Just like the GA-68 scan, PRRT relies on neuroendocrine tumors having receptors for somatastatin which is a protein or peptide our body makes. An artificial version (analogue) of the peptide is combined with a small amount of radioactive material called a radionuclide (currently, in the U.S, this Lutetium 177 (Lu-177).  This pharmaceutical is injected into the patient. It travels through the bloodstream and binds to the tumor’s somatastatin receptors which delivers a high dose of radiation directly to the tumor.

This technology for both GA-68 scan and PRRT is called Theranostics. The GA-68 scan (low level radiation) is diagnostics.  The PRRT (high level radiation) provides the therapy and they both use the somatastatin analogue.

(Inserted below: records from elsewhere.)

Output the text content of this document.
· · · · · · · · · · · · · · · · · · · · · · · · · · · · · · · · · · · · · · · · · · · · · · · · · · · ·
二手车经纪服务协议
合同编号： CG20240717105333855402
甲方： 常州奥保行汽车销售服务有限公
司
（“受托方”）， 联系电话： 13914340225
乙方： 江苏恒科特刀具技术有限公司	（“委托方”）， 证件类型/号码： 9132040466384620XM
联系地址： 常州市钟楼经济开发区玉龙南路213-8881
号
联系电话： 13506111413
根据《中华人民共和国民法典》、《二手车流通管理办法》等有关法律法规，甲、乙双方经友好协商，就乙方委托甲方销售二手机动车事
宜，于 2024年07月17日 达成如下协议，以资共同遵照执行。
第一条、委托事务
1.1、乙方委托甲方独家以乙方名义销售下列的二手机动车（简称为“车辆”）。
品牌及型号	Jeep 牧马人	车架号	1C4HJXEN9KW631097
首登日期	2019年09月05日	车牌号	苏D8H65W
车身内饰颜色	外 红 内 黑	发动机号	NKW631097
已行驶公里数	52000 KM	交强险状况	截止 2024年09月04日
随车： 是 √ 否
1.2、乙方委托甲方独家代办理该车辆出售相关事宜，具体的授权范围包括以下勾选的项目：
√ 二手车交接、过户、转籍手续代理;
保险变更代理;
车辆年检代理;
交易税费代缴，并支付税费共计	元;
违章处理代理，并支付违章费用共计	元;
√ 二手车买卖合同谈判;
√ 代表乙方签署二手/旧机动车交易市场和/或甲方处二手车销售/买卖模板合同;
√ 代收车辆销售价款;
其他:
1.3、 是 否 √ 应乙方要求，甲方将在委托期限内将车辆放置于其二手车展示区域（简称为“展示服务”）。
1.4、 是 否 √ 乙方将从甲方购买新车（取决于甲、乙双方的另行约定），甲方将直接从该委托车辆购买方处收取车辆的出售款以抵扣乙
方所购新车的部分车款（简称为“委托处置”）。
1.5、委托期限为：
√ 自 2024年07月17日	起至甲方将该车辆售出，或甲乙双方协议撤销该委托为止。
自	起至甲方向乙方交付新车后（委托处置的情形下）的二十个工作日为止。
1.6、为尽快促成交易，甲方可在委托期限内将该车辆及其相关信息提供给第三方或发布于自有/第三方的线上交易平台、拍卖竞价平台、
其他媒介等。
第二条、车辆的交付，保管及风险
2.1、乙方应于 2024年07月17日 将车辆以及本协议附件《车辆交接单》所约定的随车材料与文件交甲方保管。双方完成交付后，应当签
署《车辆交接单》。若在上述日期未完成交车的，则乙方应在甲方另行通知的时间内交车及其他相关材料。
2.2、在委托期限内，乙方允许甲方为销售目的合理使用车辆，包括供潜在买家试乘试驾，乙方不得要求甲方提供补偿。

The same technique with different drugs will soon be offered for prostate cancer.

How is PRRT performed?

The therapy product now has a brand name of Lutathera.  The protocol approved by the FDA is a series of four PRRT treatments spaced about two months apart.  In the U.S., it is typically a full day outpatient treatment.  Our kidneys are most susceptible to damage from the radiation, so the patient is given an amino acid solution intravenously which will protect the kidneys.  Unfortunately, the amino acid can severely upset the stomach, so the anti-nausea medications are given first. The treatment itself is given after the amino acids and is about a 30 minute injection which is then followed by more amino acids and anti-nausea medicine.  The full treatment lasts about five hours.

Lutathera is radioactive! After a treatment, you are expected to sleep in beds separated by at least 3 feet and no sex for seven days. Keep small children away  from the toilet that the patient uses for 2-4 days. Stay 3 feet away from other people for 2-3 days. Stay away from children and pregnant women for 7 days.  Clothes and sheets must be washed separately.  For a good list of restrictions, read here: University of Michigan Lutathera Discharge Instructions. If you fly, the TSA will detect that you are radioactive for over a week, I think.

PRRT is not a cure. Like so many things involved with NETs, each patient is different.  They say that over 70% of the tumors have the somatastatin receptors needed. Even within one patient however, not all tumors are guaranteed to have receptors.  The treatment can be repeated, which is good.